Kami memutuskan untuk sarapan di salah satu warung di tepi jalan sebelum masuk ke simpang jalan ke arah Desa Gembyang. Beruntung saat menikmati sarapan, datang mas Adi Pramono dan mas Bimo, dan mas Bimo terus menemani gowes.
Jumprit
Dan perjalanan selanjutnya mulai dari mulut jalan di pinggir jalan raya Waleri-Parakan, menuju desa Gembyang, kemudian Desa Cepogo sampai di belokan jalan menuju WaPitt. Perjalanan yang hanya berjarak sekitar 7km, memiliki beda elevasi hampir 500m mulai dari elevasi +840m sampai elevasi +1326m. Sekitar satu setengah jam kami menapaki jalan menapaki jalan menanjak sekitar 7 km ini. Jalan yang terus mendaki ini dihiasi kebun-kebun Tembakau dengan gunung Sindoro di latar belakangnya.
Sampai dipuncak bukit yang hijau dengan tanaman-tanaman pinus yang tinggi, kami belok kiri, berhenti di tempat wisata “WaPitt”, kemudian Jumprit Jumprit adalah nama tempat yang merupakan sebuah sumber mata air di Kecamatan Ngadirejo. Setiap tahunnya, air Jumprit digunakan untuk upacara Waisak yang dilaksanakan di Candi Borobudur. Tak hanya itu, pemeluk agama Buddha dari berbagai tempat dan negara datang ke Jumprit untuk mengambil air . Sumber air ini diyakini pernah menjadi tempat semedi Ki Jumprit, putera Prabu Brawijaya hingga akhir hayatnya. Bersama dengan seekor monyet yang bernama Ki Dipo, ia memutuskan meninggalkan keraton dan bertapa di tempat ini.

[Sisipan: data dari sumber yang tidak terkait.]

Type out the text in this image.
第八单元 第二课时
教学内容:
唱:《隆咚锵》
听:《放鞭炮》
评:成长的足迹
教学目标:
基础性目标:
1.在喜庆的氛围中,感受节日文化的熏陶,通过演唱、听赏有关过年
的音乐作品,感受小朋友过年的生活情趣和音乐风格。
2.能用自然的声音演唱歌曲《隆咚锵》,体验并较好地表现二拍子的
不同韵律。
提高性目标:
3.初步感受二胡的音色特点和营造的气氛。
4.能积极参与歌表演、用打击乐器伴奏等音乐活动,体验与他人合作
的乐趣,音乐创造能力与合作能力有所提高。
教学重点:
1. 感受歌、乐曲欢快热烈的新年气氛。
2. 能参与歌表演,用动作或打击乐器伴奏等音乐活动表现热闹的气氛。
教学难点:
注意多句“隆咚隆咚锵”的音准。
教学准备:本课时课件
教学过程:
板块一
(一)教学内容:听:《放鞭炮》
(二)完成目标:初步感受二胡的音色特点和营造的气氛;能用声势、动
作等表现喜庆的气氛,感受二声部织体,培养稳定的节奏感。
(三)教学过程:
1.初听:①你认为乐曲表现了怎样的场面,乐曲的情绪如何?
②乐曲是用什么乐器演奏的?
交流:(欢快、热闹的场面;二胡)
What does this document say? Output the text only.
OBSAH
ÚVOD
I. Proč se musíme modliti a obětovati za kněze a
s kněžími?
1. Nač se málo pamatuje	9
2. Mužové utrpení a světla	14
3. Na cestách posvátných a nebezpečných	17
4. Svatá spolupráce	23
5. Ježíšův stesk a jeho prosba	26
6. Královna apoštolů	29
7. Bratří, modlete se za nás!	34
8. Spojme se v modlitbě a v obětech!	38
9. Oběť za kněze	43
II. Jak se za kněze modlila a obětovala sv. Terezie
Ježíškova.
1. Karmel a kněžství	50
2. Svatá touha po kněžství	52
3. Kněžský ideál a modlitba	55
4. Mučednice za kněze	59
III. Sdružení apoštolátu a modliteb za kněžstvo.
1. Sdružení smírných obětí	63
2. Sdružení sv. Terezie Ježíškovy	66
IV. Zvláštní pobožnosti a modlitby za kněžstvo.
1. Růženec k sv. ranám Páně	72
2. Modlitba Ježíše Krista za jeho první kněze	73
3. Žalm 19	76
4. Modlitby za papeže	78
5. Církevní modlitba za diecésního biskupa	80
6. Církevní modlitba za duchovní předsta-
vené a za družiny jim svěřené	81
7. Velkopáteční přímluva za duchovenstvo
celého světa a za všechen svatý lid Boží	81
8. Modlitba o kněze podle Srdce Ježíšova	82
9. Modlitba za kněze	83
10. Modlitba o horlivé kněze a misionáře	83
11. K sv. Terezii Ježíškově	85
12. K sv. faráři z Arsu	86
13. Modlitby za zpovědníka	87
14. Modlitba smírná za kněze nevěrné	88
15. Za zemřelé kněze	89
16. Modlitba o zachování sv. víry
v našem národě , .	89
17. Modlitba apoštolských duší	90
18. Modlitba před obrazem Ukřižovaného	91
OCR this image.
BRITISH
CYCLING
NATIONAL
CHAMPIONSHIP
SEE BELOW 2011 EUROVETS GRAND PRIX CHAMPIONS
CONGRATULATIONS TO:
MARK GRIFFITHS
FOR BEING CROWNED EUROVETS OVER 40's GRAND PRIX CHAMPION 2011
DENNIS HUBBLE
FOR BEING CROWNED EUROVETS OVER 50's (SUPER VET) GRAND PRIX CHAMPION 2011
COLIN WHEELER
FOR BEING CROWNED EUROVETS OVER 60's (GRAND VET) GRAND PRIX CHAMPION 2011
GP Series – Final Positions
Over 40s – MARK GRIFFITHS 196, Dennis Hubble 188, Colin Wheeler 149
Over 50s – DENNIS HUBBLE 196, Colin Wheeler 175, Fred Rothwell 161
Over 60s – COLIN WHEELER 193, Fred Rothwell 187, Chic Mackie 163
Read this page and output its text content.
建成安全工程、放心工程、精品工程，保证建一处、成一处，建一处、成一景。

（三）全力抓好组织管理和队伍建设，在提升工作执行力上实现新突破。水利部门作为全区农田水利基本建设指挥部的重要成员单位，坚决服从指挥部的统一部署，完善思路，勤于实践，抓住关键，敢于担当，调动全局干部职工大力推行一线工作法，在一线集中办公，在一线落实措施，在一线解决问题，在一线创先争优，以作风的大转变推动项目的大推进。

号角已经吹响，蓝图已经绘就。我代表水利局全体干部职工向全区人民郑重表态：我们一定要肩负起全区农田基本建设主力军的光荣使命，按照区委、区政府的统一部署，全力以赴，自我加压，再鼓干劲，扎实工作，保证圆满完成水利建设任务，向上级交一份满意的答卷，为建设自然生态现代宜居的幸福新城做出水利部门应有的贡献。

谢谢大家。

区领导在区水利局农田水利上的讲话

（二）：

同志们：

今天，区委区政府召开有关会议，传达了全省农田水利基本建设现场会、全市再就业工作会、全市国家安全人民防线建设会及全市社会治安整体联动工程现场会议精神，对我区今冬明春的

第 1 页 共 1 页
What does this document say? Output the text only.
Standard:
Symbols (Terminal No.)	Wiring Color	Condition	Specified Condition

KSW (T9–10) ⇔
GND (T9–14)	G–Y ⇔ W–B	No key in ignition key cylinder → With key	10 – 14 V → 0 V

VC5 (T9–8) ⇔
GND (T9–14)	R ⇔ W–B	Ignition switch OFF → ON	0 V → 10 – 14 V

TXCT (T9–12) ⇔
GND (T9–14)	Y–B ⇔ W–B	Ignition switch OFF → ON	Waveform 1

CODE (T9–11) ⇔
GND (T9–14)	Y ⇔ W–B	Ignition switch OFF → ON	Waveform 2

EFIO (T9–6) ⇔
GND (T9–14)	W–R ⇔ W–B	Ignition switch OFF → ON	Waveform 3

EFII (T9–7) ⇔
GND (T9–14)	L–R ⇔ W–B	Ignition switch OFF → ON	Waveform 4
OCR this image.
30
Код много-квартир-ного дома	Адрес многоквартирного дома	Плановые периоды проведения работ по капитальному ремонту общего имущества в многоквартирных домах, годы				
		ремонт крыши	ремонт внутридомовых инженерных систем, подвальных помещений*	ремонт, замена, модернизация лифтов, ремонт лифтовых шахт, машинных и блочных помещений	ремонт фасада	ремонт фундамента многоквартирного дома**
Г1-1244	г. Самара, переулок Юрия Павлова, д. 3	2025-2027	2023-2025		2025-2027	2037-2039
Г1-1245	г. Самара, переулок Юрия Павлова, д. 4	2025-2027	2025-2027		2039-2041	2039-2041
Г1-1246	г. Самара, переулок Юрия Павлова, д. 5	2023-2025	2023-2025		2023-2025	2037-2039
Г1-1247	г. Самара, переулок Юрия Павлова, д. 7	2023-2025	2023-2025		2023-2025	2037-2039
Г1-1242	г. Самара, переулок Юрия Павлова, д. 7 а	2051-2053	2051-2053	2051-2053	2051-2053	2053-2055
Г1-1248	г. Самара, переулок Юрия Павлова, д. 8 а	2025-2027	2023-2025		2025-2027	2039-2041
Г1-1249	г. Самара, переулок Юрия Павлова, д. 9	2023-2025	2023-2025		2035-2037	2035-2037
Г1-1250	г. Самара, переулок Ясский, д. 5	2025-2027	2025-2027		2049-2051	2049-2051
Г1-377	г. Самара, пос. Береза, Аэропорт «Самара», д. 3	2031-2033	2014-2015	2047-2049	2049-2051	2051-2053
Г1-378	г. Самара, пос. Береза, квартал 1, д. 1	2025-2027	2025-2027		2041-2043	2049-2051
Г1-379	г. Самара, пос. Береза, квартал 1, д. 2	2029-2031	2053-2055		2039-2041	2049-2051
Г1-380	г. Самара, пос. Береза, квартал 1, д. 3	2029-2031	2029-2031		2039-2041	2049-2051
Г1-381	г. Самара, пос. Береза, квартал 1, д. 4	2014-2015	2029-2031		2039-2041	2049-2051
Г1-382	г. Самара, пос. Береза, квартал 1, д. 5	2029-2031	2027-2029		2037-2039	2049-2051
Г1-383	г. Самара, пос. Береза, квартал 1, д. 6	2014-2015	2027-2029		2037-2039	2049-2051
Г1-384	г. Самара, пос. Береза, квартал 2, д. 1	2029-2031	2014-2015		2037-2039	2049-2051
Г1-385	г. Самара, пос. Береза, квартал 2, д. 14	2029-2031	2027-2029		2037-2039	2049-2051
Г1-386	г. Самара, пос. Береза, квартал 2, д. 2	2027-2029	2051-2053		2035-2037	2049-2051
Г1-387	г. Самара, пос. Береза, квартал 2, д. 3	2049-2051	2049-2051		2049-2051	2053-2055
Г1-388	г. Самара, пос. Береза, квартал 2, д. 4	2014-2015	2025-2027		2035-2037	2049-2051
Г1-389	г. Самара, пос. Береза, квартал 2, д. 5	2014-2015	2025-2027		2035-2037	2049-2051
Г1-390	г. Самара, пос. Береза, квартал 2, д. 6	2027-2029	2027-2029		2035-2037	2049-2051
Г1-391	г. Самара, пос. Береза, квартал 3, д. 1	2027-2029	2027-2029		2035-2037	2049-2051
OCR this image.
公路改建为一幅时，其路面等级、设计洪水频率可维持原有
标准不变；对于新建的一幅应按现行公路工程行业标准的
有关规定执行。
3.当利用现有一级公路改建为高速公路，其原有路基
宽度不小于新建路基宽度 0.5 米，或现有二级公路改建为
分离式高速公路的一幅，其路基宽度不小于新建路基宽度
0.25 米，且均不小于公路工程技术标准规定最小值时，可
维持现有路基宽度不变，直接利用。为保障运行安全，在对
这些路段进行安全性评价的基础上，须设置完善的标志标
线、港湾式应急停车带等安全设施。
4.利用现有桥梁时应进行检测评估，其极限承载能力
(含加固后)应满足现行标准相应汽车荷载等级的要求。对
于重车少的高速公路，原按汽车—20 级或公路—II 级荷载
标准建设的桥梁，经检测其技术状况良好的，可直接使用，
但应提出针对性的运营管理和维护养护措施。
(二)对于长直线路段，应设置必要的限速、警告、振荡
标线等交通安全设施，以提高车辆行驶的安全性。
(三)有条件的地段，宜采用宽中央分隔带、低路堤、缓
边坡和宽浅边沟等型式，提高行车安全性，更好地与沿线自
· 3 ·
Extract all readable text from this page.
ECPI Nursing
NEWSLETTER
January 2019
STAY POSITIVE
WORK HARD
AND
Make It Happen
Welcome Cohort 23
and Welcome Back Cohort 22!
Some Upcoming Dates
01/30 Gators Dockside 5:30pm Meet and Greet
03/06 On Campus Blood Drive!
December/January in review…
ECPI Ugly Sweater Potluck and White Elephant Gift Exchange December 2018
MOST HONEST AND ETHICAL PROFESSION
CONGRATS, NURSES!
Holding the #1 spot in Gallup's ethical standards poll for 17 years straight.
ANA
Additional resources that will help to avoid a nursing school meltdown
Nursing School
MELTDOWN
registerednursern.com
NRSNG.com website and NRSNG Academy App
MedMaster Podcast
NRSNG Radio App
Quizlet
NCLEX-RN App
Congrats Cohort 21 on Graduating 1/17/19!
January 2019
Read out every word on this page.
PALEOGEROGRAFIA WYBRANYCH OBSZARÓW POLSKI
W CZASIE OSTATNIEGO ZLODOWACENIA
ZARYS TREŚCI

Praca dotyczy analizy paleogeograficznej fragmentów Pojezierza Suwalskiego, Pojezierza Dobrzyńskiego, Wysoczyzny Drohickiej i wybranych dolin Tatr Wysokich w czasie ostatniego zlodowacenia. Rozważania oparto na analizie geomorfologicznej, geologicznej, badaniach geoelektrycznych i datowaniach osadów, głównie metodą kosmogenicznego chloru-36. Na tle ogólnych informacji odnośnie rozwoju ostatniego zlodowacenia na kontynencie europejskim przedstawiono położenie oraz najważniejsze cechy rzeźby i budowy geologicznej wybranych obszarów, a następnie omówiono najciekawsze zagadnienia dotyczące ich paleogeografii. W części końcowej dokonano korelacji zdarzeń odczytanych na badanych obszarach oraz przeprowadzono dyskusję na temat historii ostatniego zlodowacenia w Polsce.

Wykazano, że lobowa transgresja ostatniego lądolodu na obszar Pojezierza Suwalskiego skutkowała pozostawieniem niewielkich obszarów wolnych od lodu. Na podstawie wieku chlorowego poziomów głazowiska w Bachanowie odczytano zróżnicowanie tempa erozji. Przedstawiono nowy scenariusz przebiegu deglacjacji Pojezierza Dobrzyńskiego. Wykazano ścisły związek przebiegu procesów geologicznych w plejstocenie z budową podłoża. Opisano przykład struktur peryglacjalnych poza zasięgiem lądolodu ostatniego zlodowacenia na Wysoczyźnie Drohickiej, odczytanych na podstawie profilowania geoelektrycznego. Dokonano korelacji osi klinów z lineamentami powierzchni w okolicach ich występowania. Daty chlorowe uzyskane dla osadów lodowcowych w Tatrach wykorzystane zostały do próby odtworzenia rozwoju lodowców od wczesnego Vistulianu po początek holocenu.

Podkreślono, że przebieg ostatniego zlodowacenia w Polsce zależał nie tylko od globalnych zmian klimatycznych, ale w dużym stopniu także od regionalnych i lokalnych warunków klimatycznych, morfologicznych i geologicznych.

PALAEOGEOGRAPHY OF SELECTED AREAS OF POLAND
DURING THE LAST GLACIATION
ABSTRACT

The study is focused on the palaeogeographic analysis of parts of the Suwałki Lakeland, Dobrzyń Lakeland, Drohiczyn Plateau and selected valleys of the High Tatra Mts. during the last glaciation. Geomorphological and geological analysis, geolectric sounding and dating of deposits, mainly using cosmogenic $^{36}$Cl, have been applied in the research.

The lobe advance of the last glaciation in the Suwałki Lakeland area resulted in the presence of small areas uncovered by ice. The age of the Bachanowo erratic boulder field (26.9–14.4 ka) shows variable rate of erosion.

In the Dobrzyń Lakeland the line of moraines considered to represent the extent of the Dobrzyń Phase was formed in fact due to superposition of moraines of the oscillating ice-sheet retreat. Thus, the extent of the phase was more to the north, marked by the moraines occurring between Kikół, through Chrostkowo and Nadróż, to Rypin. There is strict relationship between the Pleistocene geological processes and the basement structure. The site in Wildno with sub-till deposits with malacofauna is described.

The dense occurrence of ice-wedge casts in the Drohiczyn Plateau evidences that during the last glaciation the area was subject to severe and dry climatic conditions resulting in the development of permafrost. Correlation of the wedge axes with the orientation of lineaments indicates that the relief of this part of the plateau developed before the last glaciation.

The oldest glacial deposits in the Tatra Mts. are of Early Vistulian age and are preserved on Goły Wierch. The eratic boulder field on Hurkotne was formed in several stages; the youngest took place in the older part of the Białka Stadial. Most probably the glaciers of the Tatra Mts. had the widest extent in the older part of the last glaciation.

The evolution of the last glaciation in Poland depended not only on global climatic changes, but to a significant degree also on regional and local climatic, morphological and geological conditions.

Mas Heru, mas Wiwie dan mas Kus Edi pernah ke Jumprit melalui jalur kebalikan dari jalur yang kami tempuh ini. Mereka berangkat dari Yogya, menuju Temanggung, Parakan dan arah Ngadirejo, lalu belok kirim menuju Jumprit. Menurut saya jalur ini lebih berat, karena mulai dari Temanggung, Parakan, sampai simpang jalan menuju Jumprit jalan terus naik dan melalui jalan raya yang ramai dengan lalu lintas. Jalan yang kami lalui sebaliknya lebih nyaman, karena selepas Temanggung, menuju Kandangan, dan Muntung (simpang jalan Waleri-Parakan), kami melalui jalan pedesaan yang lebih ramah lalu lintas, dengan jalan yang mulus juga dan pemandangan yang indah.
Perjalanan Pulang
Perjalanan dari Jumprit sampai Temanggung yang berjarak sekitar 25km melalui Desa Ngliyangan kami lalui dengan sangat nyaman, karna jalan yang terus menurun. Segmen pertama sampai simpang jalan raya Waleri-Parakan menurun tajam, kemudian terus menurun landai sampai Parakan dan masuk ke kota Temanggung, dan kembli ke tempat mobil kami di parkir di Pikatan Water Park.
Acara terakhir di Temanggung sebelum kembali ke Yogya adalah mandi di grojokan yang berasal dari sumber air di luar Pikatan Water Park. Segeeer.
Terima kasih teman-teman semua: dr. Har, mas Topo, mas Joksum, mas Anas, mas Heru, mas Wiwie, bang Yos, mas Sapto, mas Kus Eddy, mas Adi Pramono dan mas Bimo dengan foto-fotonya seabreg..yang saya pasang di sini juga.